The company’s now infamous Greek yogurt is netting more than $1 billion in annual sales — and it only went to market five years ago.
But Chobani’s CEO and founder, Hamdi Ulukaya said the company’s instant success wasn’t all about the product.
“Chobani is not a yogurt story,” he said. “It’s a manufacturing story.”
Ulukaya gave a presentation earlier this week to a packed audience at New York University’s Stern School of Business, sponsored by the Berkley Center for Entrepreneurship & Innovation. In it, he outlined the story of the company’s rapid growth.
Ulukaya scraped together funding to buy an old yogurt plant in upstate New York in 2005, with help from a Small Business Administration Loan. He didn’t have any concrete plans, and the place wasn’t in good shape — with water dripping from the ceiling and paint peeling for the walls. But when he got the idea to start making Greek yogurt in the U.S., the company fixed the factory up and ran with it, and Ulukaya said he practially lived in the plant for five years to get Chobani off the ground.
“I knew that something could be done with yogurt because growing up in Turkey, we knew what to expect from yogurt,” he said at NYU.
Chobani was an instant success when it hit shelves in 2007, with orders consistently increasing. Ulukaya soon had big yogurt companies, like Dannon, knocking at his door, asking him to sell. He also could have turned to private equity companies for funding. Those strategies are typically the most appealing to food start-ups, Ulukaya said, because if they don’t, the larger companies imitate it and use their large manufacturing bases to get it to the masses.
But he decided not to sell, and that’s when Chobani’s focus turned to expansion — and fast.
“No start-up has done it any other way, so I wanted to do it in another way,” Ulukaya said. “I bet on these guys being lazy, that they’re not going to wake up that fast, and I said, ‘I’m going to be fast.'”
And fast it was. Ulukaya didn’t outsource anything — keeping control of the yogurt from its production in the factories to the time it hit shelves. The company built a big warehouse across the street from the plant in two months, and soon after built another huge plant in Idaho, which went up in just a year.

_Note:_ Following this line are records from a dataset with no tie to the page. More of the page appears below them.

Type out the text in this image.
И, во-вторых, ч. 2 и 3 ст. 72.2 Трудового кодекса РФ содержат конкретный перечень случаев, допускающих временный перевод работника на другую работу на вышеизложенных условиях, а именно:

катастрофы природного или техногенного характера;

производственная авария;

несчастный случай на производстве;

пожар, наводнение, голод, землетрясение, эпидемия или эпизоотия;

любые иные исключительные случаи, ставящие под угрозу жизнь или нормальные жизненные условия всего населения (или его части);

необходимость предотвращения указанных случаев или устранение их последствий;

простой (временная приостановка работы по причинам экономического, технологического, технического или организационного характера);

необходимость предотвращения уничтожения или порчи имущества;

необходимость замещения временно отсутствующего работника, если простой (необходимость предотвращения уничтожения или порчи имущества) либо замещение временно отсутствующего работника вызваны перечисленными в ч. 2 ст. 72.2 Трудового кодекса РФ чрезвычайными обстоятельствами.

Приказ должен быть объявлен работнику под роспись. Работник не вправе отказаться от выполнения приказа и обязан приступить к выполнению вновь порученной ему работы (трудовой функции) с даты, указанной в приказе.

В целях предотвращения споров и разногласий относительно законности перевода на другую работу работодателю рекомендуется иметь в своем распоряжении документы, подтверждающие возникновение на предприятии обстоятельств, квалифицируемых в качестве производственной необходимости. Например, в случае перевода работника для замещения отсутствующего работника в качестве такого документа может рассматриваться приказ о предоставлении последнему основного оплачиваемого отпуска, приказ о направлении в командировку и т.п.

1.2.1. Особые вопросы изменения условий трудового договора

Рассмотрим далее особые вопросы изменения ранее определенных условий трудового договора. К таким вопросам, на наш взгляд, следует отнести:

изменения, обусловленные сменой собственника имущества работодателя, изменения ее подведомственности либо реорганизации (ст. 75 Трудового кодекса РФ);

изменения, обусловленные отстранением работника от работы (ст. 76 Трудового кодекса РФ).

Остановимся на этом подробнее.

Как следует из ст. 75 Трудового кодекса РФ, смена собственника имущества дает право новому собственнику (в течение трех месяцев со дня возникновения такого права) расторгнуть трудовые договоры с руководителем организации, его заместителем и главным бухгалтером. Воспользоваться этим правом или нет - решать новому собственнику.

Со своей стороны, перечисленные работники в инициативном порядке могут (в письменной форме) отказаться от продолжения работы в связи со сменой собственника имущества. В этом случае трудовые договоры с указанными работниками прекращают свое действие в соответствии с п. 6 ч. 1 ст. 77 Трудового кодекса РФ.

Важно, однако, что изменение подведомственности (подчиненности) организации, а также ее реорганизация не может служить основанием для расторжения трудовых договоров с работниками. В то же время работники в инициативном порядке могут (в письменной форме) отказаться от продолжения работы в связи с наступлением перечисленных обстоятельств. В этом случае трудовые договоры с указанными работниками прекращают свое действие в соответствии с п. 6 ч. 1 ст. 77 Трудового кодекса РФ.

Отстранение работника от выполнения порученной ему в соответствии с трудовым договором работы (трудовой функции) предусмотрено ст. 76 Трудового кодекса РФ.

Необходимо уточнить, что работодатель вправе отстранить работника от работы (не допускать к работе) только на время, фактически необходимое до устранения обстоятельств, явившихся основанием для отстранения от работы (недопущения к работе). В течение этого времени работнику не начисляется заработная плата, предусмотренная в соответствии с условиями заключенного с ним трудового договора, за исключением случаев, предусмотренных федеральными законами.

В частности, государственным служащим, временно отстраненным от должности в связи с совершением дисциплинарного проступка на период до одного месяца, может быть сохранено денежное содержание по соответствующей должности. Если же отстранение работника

He also bet on the product being successful and priced it based on what it would cost in the future if sales increased, instead of factoring in the high input costs that the company had to face at the onset. (The yogurt goes for about $1 per cup.)
“This was not going to be about selling,” Ulukaya said. “This was going to be about making.”

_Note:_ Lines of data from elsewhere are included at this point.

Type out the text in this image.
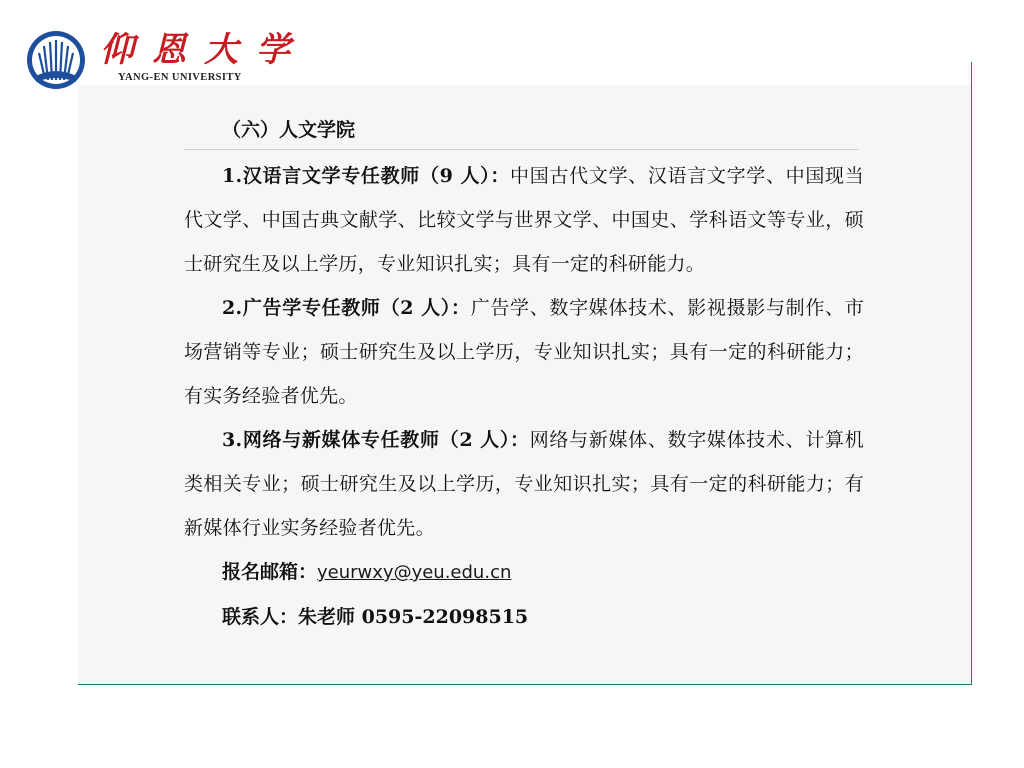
仰恩大学
YANG-EN UNIVERSITY
（六）人文学院
1.汉语言文学专任教师（9 人）：中国古代文学、汉语言文字学、中国现当代文学、中国古典文献学、比较文学与世界文学、中国史、学科语文等专业，硕士研究生及以上学历，专业知识扎实；具有一定的科研能力。
2.广告学专任教师（2 人）：广告学、数字媒体技术、影视摄影与制作、市场营销等专业；硕士研究生及以上学历，专业知识扎实；具有一定的科研能力；有实务经验者优先。
3.网络与新媒体专任教师（2 人）：网络与新媒体、数字媒体技术、计算机类相关专业；硕士研究生及以上学历，专业知识扎实；具有一定的科研能力；有新媒体行业实务经验者优先。
报名邮箱：yeurwxy@yeu.edu.cn
联系人：朱老师 0595-22098515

The strategy worked. The company now produces 2.2 million cases of yogurt a week, Ulukaya said, and has passed $1 billion in sales. When they started, Greek yogurt made up 0.2% of the yogurt market in the U.S. Now it makes up 50%, and Chobani has at least half of that market share, he said.
It’s been a huge shock to the yogurt sector, which had been dominated by two or three big companies for decades prior and mostly pumped out products that were high in sugar, coloring and preservatives, Ulukaya said. And the majority of the money to fund Chobani’s new plants, employees and warehouses was internally generated.
Ulukaya also prides the company’s success on its small-town roots and dedicated employees, who he said didn’t have a holiday off for the first five years.
“Never has a food aisle been challenged like this and changed so quickly by a startup ever,” Chobani said. “Some say we’re the fastest growing startup ever, including technology.”